La conversion de l’AMPc par la PDE3A ne se produit pas n’importe où dans la cellule du muscle cardiaque, mais à proximité d’un système membranaire tubulaire qui stocke les ions calcium. Une libération de ces ions dans le cytosol de la cellule déclenche la contraction musculaire, faisant ainsi battre le cœur. Après la contraction, le calcium est pompé vers le stockage par un complexe protéique. Ce processus est également réglementé localement par PDE.

Klußmann et son équipe ont émis l’hypothèse que ces enzymes étant hyperactives dans la région locale autour de la pompe à calcium, il devrait y avoir moins d’AMPc, ce qui inhiberait l’activité de la pompe. “Dans les cellules du muscle cardiaque génétiquement modifiées, nous avons en fait montré que les ions calcium restent dans le cytosol plus longtemps que d’habitude”, explique le Dr Maria Ercu, membre du laboratoire de Klußmann et l’un des quatre premiers auteurs de l’étude. “Cela pourrait augmenter la force contractile des cellules.”

Activer au lieu d’inhiber

“Les inhibiteurs de la PDE3 sont actuellement utilisés pour le traitement de l’insuffisance cardiaque aiguë afin d’augmenter les niveaux d’AMPc”, explique Klußmann. Un traitement régulier avec ces médicaments saperait rapidement la force du muscle cardiaque. “Nos résultats suggèrent maintenant que non pas l’inhibition de la PDE3, mais – au contraire – l’activation sélective de la PDE3A peut être une approche nouvelle et considérablement améliorée pour prévenir et traiter les lésions cardiaques induites par l’hypertension comme la cardiomyopathie hypertrophique et l’insuffisance cardiaque”, déclare Klußmann. .

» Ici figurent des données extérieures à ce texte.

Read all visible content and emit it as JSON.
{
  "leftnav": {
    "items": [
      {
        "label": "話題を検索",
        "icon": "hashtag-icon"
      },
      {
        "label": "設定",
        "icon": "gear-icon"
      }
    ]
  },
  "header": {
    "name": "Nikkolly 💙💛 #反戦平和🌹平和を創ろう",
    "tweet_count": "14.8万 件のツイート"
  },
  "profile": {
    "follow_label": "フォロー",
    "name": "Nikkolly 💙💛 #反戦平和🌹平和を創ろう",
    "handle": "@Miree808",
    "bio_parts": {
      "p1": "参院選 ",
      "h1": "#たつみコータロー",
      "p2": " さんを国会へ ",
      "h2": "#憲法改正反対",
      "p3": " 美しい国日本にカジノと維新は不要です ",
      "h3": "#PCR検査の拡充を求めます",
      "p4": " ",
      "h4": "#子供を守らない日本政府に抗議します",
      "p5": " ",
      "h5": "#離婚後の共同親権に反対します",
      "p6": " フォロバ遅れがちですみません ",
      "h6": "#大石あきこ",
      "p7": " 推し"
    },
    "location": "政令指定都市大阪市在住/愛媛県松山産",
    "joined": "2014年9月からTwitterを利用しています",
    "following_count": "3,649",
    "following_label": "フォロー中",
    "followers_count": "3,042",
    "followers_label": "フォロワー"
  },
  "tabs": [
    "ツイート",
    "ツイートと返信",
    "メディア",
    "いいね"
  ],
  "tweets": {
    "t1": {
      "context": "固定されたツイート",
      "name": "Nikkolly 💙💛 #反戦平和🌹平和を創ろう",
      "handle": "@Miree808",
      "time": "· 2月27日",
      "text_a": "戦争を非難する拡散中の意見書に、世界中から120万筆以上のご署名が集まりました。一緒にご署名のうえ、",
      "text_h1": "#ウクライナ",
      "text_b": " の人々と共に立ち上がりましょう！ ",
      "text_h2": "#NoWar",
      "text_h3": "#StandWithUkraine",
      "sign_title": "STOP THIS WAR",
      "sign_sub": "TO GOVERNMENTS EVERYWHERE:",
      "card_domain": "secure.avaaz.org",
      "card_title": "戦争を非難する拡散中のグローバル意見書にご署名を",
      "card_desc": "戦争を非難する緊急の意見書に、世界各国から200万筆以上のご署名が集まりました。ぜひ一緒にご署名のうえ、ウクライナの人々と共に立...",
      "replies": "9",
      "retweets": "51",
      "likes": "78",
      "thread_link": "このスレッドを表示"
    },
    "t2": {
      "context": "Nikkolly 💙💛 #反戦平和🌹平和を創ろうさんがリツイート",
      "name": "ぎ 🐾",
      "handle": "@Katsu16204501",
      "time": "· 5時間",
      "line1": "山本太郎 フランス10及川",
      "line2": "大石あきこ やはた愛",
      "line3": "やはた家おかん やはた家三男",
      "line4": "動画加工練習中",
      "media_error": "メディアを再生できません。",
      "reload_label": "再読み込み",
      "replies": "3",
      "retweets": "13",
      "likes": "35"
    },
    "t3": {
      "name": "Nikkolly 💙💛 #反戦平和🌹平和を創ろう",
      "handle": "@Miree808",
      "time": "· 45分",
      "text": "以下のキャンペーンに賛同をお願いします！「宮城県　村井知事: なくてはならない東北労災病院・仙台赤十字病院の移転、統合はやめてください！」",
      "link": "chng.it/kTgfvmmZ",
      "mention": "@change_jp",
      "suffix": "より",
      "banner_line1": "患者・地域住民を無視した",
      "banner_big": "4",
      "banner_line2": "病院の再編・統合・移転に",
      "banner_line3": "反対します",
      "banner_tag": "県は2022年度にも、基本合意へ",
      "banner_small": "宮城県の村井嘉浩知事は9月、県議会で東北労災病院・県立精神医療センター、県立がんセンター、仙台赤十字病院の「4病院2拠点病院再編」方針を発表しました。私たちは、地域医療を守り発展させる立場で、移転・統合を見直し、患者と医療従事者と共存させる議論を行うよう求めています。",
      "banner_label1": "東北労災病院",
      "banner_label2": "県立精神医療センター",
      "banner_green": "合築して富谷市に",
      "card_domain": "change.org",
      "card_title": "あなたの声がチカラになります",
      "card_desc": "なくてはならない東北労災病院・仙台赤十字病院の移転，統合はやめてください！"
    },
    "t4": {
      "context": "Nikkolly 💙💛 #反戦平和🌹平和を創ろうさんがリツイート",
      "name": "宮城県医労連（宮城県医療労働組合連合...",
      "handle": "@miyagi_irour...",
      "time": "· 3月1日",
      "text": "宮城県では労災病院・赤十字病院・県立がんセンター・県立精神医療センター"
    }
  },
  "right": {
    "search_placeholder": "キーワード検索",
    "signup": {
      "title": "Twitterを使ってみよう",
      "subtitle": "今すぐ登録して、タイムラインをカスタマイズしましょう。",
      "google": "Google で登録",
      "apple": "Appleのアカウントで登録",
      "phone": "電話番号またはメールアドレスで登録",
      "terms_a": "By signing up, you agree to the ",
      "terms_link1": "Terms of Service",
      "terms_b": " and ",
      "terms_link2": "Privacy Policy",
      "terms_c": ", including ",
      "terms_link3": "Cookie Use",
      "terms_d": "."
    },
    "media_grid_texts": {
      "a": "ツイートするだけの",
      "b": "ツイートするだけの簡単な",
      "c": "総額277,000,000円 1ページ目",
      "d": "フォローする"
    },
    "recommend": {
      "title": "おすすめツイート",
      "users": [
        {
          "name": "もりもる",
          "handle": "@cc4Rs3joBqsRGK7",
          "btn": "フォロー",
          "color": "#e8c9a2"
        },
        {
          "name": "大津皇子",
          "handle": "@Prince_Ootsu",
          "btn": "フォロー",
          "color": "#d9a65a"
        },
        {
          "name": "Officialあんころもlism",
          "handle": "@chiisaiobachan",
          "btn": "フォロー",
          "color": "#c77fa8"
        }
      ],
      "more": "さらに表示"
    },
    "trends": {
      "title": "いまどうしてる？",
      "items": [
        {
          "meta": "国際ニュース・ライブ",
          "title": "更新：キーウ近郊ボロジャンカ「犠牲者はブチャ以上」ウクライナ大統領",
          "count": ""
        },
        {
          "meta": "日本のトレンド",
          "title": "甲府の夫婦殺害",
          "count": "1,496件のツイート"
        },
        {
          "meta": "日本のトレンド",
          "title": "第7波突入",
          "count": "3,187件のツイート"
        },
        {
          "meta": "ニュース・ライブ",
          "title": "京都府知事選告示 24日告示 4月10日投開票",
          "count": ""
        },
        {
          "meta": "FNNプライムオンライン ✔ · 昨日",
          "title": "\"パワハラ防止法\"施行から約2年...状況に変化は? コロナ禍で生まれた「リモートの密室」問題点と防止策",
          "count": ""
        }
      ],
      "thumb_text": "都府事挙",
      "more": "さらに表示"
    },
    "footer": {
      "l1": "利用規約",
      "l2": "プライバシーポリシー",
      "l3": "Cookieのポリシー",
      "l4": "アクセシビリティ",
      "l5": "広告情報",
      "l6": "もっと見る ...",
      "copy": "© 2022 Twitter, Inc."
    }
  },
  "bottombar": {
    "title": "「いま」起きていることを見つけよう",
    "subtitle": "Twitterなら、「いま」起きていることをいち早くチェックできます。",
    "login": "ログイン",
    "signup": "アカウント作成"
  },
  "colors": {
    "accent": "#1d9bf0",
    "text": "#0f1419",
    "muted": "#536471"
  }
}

Mais avant que cela ne puisse se produire, dit-il, plus de lumière doit être faite sur les effets protecteurs de la mutation. “Nous avons observé que la PDE3A devient non seulement plus active, mais aussi que sa concentration dans les cellules du muscle cardiaque diminue”, rapporte le chercheur, ajoutant qu’il est possible que la première s’explique par l’oligomérisation – un mécanisme qui implique au moins deux enzymes. molécules travaillant ensemble. “Dans ce cas”, explique Klußmann, “nous pourrions probablement développer des stratégies qui initient artificiellement l’oligomérisation locale – imitant ainsi l’effet protecteur pour le cœur”.

Référence : « Mutant Phosphodiesterase 3A Protects From Hypertension-Induced Cardiac Damage » par Maria Ercu, Michael B. Mücke, Tamara Pallien, Lajos Markó, Anastasiia Sholokh, Carolin Schächterle, Atakan Aydin, Alexa Kidd, Stephan Walter, Yasmin Esmati, Brandon J. McMurray, Daniella F. Lato, Daniele Yumi Sunaga-Franze, Philip H. Dierks, Barbara Isabel Montesinos Flores, Ryan Walker-Gray, Maolian Gong, Claudia Merticariu, Kerstin Zühlke, Michael Russwurm, Tianan Liu, Theda UP Batolomaeus, Sabine Pautz, Stefanie Schelenz, Martin Taube, Hanna Napieczynska, Arnd Heuser, Jenny Eichhorst, Martin Lehmann, Duncan C. Miller, Sebastian Diecke, Fatimunnisa Qadri, Elena Popova, Reika Langanki, Matthew A. Movsesian, Friedrich W. Herberg, Sofia K. Forslund, Dominik N. Müller, Tatiana Borodina, Philipp G. Maass, Sylvia Bähring, Norbert Hübner, Michael Bader et Enno Klussmann, 19 octobre 2022, Circulation.